Investors looking for regular income should consider investing in real estate investment trusts (REITs). They have high dividend payments and stable policies which make them an attractive option.

While some stocks distribute dividends on an annual basis, certain REITs pay quarterly or monthly. That can be a huge advantage for investors who need extra income and would rather have it now instead of having their money sit around waiting until next April when you get your first check from work!

Here are a few prospects with high yields:

AGNC Investment Corp.

The AGNC Investment Corp. is an investment company with a focus on high-quality mortgage backed securities, including pass throughs and collateralized obligations guaranteed by government sponsored agencies like Fannie Mae or Freddie Mac.

It invests in both government guaranteed and non-guaranteed mortgages to create investment opportunities for its clients through time capsules like the Irving Greenberg Van Kampen Multispeciality Mortgage Fund or single name conduit vehicles such as AG NSA. It also invests in some residential/commercial MMBS that are not outrightly owed to anyone but rather represent loans granted from these two GSE's (FHA).

APPLE Hospitality

Apple Hospitality has been a great investment for those who follow the stock market.

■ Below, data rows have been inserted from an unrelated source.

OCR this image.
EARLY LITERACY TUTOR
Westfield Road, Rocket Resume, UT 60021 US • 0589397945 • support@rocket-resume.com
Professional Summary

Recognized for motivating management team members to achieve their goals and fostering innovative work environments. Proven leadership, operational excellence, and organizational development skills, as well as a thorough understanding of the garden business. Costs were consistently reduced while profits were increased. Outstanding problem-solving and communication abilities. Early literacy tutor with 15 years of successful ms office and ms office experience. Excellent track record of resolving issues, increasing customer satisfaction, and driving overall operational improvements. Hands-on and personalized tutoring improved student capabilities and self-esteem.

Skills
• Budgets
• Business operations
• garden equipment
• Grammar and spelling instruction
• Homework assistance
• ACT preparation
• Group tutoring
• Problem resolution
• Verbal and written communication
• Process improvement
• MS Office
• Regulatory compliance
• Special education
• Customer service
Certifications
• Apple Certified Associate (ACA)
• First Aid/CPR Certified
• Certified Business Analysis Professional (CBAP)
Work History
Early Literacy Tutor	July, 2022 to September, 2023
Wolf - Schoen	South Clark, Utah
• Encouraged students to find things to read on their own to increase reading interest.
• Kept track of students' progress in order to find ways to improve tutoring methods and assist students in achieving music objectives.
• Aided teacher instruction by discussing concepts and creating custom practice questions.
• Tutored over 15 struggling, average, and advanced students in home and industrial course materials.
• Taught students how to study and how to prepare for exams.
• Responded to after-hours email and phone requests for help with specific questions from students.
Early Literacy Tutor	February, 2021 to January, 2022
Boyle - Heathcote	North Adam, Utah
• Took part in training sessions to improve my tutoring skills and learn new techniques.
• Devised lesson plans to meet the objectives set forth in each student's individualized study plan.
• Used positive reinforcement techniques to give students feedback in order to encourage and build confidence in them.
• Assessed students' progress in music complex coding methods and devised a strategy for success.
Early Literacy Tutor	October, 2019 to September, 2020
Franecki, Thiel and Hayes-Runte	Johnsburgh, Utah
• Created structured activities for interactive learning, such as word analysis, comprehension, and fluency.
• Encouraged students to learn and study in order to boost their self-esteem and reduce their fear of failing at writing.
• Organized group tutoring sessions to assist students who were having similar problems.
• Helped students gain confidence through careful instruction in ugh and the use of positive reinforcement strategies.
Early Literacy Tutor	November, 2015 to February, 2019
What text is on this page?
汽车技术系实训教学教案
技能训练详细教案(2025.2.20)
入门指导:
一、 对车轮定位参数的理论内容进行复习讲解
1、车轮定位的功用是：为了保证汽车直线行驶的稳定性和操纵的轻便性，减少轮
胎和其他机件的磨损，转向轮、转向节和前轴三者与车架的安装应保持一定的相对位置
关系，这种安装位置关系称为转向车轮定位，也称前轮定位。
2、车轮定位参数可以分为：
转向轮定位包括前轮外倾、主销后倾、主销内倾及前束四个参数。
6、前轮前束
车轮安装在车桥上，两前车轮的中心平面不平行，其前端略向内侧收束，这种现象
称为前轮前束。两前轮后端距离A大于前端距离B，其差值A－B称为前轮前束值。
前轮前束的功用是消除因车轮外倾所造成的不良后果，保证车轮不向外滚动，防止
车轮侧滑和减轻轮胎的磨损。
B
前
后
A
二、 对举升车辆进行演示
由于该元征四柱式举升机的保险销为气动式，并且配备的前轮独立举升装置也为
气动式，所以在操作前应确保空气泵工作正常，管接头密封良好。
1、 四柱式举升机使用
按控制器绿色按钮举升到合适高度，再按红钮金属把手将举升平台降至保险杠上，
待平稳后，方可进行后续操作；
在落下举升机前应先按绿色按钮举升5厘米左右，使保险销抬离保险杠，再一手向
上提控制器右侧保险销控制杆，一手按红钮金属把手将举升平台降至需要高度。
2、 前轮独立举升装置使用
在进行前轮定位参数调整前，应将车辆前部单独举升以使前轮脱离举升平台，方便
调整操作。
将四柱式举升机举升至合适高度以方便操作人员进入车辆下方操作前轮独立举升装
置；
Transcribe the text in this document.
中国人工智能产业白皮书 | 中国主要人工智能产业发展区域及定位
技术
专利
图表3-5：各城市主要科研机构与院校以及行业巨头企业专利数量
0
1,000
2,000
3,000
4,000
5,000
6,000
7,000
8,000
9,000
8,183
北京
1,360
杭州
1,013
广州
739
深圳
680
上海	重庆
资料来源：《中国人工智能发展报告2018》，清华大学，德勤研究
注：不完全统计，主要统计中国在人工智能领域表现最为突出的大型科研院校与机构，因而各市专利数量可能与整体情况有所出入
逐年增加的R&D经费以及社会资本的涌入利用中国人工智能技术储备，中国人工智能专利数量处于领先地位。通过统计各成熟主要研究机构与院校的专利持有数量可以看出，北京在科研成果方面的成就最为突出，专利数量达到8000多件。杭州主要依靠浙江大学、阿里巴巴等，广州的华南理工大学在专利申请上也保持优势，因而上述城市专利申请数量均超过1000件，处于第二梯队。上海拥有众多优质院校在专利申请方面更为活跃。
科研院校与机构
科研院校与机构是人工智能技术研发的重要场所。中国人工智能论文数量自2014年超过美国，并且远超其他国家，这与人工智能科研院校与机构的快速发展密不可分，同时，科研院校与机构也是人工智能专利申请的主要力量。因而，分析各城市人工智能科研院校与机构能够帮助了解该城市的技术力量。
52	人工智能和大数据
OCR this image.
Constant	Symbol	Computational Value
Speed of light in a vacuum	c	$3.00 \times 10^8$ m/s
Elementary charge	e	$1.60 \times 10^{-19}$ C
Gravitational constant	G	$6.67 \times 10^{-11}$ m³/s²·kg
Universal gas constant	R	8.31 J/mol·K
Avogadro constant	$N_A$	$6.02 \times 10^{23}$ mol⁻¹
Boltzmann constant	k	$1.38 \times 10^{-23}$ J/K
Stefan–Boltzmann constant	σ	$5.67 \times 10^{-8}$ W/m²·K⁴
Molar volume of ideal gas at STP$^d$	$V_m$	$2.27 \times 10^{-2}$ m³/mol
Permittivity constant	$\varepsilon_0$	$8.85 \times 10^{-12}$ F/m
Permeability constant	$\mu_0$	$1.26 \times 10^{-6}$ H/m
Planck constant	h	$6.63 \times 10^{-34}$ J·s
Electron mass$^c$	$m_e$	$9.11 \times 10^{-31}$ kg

The company specializes in upscale hotels, and it owns properties that are managed by different companies throughout North America - primarily Marriott or Hilton brands.

They have been able to maintain stable capital needs while still investing heavily in its portfolio. One of the ways they have done this successfully is by paying an annual dividend last paid out 10 months ago and not monthly since March 2020 and now payout dividends quarterly instead!

Annaly Capital Management

The largest REIT in the world, Annaly Capital Management has assets over $94 billion and is focused on reducing their leverage and have an experience over two decades long themselves - which makes them one of the most experienced firms in this industry niche market abroad even among other giants like Blackstone or Carlyle Group.

For Q4 2021 they declared a per share dividend rate 22 cents which was higher than expected considering how much money has been pulled out from their business since 2020's payout left them only paying off debt instead of creating new equity like before when there were more properties available for rent or sale.

Bluerock Residential Growth

The small-cap trust, Bluerock Residential Growth (BRG), specializes in investing and operating multifamily residential communities. The current portfolio consists of 59 apartment buildings or complexes located throughout the U.S., especially Texas where they own 17 properties with high occupancy rates that average over 90%.

Unlike many REITs which partner up only locally to get access to local real estate markets through partnerships like this one; BRG goes beyond just partnering when it comes into owning property because their expertise lies solely on growing neighborhoods nationwide without fail!

Management at Bluerock Residential Growth has been aggressive in building trust since 2014 and is constantly on the lookout for high-quality properties to add their portfolio. However, as of July 2021 they have changed from paying monthly dividends to only doing so every three months or annually with an annual yield of 5%.

New York Mortgage Trust

New York Mortgage Trust invests in mortgages to earn rental property and non-interest income. The company has invested over $3 billion as of September 30, making it one of the more valuable REIT's out there with an impressive revenue stream from its portfolio investments alone ($2B). Most importantly for NYMT investors though: they get paid regardless if someone makes a deal or not!

The new leadership at New York Mortgage Trust promises to bring a fresh perspective and innovative approach. Chairman and CEO Steven R., who has been replaced by Jason T Serrano this month, is now taking on an executive role as well until December 31st 2022 while Mr. Steven R. becomes the newest board member while retaining all duties which includes being in charge of overseeing financial management practices among other things!

EPR Properties

EPR Properties is a small-cap growth REIT that specializes in two quite distinct real estate sectors. One, entertainment venues such as theaters and theme parks; the other- education - specifically private schools or early childhood centers which offer childcare services. It has properties all over America plus Ontario! Its tenants typically lease their space through triple net leases where operational costs are included along with maintenance service agreements for things like plumbing repairs etc.

The company is one of the best performing real estate investment trusts in America. It typically outperforms MSCI US REIT index but it under-performed in 2020 with a return rate at 5%. They have been paying $3 annual dividends since July 2021.

LTC Properties

LTC Properties, Inc. (LTC) is a real estate investment trust that specializes in senior housing and long-term care facilities including skilled nursing homes for those who need help with daily tasks or memory care services to keep them safe during their golden years; they also own 159 properties across 27 states!

The company currently owns more than 40% percent shares on these types' assets which it manages professionally by leasing them at rates higher than what would be available from comparable rental contracts or mortgages without incentives for early payoff options. As of July 2021, its annual dividend was $2.28 for a yield of 5.86%.